Differential Diagnosis with Other Tumors of Sellar Region

The differential diagnosis in pathology of sellar masses includes hypothalamic glioma, optic glioma, Langerhans cell histiocytosis, Rathke's cleft cyst, xanthogranuloma, intracranial germinoma, epidermoid tumor, thrombosis of arachnoid cysts, colloidal cyst of third ventricle, pituitary adenoma, an aneurysm, and rare inflammatory variations. Clinically, it is not easy to distinguish because patients with these tumors usually present with nonspecific features such as headache, hypopituitarism, or visual disturbances.39 42 43 On the contrary, Choi et al found that despite the characteristic MR imaging (MRI) findings of the most common sellar region tumors including pituitary adenoma, CPs, and Rathke's cleft cyst, which are well known and significantly distinct to each tumor, it is still challenging to arrive at a differential diagnosis of these tumors,44 although their study demonstrated that tumor characteristics and enhancement patterns could be accurately used in the diagnostic flowchart generated to differentiate these three tumors.
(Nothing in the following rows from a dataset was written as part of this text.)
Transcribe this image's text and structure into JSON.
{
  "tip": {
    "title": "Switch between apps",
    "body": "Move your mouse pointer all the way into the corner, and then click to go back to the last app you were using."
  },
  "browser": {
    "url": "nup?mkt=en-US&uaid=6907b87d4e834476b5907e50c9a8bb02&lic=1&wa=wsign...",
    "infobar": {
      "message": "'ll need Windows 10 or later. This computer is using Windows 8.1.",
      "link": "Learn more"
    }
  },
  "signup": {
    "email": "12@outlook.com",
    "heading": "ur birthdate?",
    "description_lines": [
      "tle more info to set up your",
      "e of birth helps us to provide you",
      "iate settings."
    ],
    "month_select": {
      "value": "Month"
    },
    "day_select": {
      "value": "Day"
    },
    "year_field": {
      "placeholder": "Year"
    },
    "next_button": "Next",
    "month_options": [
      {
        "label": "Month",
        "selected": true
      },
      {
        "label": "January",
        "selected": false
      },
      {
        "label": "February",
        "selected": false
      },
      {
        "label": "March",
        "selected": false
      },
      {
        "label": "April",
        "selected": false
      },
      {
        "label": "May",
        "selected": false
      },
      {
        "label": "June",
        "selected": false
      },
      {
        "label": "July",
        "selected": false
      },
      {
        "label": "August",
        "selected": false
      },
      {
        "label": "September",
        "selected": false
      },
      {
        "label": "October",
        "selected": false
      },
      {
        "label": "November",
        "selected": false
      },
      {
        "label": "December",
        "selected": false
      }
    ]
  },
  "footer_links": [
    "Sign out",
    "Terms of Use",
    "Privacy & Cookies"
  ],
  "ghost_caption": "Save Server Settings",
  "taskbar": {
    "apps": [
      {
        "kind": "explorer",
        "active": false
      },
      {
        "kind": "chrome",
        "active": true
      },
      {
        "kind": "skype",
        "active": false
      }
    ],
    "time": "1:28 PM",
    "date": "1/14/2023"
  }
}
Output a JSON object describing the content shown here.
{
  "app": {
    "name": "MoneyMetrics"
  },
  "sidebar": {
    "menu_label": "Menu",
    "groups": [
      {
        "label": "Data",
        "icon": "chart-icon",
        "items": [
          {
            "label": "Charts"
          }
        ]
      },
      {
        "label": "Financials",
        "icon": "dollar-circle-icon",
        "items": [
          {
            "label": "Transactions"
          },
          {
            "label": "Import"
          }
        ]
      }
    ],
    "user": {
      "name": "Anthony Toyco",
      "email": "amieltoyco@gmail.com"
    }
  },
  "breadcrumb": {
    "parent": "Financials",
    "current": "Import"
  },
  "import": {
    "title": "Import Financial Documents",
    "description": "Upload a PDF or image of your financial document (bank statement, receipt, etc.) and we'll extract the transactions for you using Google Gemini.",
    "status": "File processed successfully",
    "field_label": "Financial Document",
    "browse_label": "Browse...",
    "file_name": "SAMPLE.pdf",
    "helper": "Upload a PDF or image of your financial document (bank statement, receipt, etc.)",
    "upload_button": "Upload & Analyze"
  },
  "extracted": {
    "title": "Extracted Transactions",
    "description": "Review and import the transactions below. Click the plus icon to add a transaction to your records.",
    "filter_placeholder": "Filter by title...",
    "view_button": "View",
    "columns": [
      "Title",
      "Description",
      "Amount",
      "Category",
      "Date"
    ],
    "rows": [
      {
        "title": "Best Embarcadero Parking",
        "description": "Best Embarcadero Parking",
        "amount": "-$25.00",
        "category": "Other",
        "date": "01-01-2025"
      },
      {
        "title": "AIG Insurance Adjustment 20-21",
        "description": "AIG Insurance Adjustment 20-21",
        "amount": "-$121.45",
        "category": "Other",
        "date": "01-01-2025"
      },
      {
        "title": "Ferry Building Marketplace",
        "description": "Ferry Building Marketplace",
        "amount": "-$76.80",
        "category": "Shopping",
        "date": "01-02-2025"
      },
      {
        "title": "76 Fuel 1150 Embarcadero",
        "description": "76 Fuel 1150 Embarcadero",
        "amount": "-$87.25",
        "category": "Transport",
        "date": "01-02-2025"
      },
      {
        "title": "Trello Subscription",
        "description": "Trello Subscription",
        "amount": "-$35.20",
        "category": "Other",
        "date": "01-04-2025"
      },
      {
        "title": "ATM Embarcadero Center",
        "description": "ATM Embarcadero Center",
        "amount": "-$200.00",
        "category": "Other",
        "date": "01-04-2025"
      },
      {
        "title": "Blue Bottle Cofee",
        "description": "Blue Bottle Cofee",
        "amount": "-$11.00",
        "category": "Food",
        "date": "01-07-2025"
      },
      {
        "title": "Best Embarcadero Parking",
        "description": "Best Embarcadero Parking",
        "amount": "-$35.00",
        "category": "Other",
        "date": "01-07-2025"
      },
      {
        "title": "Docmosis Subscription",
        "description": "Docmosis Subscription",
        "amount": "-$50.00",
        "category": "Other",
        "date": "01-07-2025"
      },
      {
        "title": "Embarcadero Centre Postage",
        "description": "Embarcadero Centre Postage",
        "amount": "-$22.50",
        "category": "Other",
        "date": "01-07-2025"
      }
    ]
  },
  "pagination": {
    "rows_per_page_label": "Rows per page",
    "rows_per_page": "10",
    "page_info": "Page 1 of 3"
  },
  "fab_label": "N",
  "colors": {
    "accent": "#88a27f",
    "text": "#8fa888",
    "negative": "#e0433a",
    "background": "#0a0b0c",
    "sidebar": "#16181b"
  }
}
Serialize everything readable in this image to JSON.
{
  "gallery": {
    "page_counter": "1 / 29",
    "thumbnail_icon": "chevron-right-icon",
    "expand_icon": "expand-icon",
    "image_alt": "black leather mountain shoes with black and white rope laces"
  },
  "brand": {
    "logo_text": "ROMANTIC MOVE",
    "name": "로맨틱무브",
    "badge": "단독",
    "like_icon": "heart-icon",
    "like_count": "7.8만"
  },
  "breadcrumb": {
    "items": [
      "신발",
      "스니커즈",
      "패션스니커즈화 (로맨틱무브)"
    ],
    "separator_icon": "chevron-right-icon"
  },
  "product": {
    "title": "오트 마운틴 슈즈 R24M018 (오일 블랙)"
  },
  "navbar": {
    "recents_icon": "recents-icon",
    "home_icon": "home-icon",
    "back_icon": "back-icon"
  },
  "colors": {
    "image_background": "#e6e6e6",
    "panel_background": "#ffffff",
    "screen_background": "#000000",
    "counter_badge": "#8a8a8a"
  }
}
The introduction of new technologies, such as the recently developed intraoperative high-field MRI with microscope-based neuronavigation45 46 47 and brain perfusion imaging of CPs by transcranial duplex sonography,48 might lead to a more advanced way of developing a preoperative–intraoperative basis for a standard topographical classification. Immunohistochemically, CP is positive for pancytokeratin but negative for CK28 or CK20, which is exclusively expressed in Rathke's cyst, yet another marker for differential diagnosis for CP.49 Additionally, Kim et al recently reported a BRAF V600E mutation as a useful marker in differentiating Rathke's cleft cyst with squamous metaplasia from PCP.50 Scagliotti et al demonstrated that ACPs are devoid of terminally differentiated pituitary hormone producing cells, which aid in differential diagnosis from other pituitary or sellar region tumors.25

Conclusion

The topographical classification of these subtypes is not purely distinct compared with other tumors of the sellar region, and in as much as it aids in the surgical approach, it has not fully been beneficial in the differential diagnosis from other tumors, with histopathological immunostaining remaining the main stay for confirming a diagnosis of CP. To date, no standardized topographical classification system has been agreed among neuroradiologists and surgeons, and further studies are necessary to design a clinical-based classification system, which could aid in the surgical planning for determining tumor extent for surgery and radiotherapy, as well as posttherapy monitoring.